Un teatro del que surgieron, además de los más grandes genios jerezanos del flamenco, voces como las de nuestro admirado tenor Ismael Jordi, uno de los intérpretes más demandados, ahora mismo en Europa y que, vaya casualidad, en abril va a debutar en el mismísimo Teatro de La Fenice, en Venecia –donde comenzó toda la historia de ‘La Traviata’– su representación número cien en el rol de Alfredo Germont, el amante de canto prodigioso de la dama de las camelias. Todo gracias al Villamarta. 

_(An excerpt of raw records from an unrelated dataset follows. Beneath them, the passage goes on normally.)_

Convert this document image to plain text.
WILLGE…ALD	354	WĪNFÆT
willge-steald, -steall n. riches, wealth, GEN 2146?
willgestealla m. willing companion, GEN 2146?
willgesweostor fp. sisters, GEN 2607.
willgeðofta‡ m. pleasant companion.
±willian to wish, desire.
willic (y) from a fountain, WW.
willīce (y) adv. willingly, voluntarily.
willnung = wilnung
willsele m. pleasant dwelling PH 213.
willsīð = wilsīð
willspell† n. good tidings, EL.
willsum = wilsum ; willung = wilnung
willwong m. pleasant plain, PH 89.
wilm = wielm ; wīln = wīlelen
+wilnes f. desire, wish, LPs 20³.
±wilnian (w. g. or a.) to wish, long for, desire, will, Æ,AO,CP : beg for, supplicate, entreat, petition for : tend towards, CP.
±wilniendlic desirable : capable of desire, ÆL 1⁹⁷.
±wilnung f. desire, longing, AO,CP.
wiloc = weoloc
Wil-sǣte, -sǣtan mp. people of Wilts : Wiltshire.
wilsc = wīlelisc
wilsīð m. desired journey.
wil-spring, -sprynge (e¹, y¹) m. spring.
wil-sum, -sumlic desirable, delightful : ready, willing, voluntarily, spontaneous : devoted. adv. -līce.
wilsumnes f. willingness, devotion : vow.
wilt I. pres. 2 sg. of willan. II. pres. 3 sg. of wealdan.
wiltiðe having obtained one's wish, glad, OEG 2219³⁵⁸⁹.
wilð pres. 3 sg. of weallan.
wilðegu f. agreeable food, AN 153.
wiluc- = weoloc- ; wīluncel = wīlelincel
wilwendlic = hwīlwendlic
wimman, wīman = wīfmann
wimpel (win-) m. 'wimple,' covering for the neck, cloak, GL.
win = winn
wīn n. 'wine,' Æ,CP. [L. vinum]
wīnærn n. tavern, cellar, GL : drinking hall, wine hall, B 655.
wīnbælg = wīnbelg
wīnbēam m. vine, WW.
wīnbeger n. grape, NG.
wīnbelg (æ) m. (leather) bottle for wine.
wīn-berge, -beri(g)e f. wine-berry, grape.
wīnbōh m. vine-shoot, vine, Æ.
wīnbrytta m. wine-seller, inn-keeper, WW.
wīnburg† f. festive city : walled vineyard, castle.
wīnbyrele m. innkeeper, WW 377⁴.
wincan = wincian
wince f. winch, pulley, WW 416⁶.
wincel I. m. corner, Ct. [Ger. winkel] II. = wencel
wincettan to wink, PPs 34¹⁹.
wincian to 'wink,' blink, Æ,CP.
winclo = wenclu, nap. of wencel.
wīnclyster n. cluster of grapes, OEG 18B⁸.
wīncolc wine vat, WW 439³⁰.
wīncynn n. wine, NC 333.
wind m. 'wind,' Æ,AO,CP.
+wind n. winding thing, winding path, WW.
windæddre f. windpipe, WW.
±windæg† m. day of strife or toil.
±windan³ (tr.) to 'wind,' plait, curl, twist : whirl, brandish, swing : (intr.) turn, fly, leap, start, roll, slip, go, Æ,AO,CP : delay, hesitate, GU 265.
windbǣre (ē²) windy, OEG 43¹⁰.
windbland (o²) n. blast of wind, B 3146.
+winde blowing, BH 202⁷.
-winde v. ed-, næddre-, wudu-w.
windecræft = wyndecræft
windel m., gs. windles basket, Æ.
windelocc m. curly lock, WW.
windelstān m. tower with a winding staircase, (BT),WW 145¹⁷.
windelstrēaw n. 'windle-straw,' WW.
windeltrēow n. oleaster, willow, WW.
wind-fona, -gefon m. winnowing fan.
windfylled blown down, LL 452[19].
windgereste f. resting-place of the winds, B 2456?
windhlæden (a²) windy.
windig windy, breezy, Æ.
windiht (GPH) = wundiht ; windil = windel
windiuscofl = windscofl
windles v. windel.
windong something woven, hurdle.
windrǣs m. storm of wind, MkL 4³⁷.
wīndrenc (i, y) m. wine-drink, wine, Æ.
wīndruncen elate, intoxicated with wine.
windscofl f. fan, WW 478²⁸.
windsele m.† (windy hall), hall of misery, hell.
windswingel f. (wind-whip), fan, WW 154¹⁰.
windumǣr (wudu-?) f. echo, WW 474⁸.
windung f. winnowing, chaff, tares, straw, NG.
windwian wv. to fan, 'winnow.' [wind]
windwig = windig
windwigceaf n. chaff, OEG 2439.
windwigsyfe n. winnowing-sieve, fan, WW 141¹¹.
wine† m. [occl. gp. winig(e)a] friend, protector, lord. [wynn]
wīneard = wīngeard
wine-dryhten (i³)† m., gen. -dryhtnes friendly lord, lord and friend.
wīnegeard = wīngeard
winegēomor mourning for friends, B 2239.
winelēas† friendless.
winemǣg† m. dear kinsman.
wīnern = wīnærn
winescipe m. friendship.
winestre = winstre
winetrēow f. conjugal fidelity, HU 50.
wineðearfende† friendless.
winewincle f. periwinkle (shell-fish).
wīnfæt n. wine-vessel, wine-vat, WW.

El mismísimo Duomo de Milán ardería como Troya si alguien osara cerrar a su gran Teatro La Scala y lo mismo pasaría en Barcelona si algo le sucediera, de nuevo, a su querido Liceu. Porque de todos estos teatros públicos, que necesitan de subvención institucional para mantenerse, para subsistir, es de donde emana la verdadera cultura, el arte escénico, la fantasía, que también necesitamos cada uno de  nosotros, para poder sobrevivir, para seguir volando, soñando.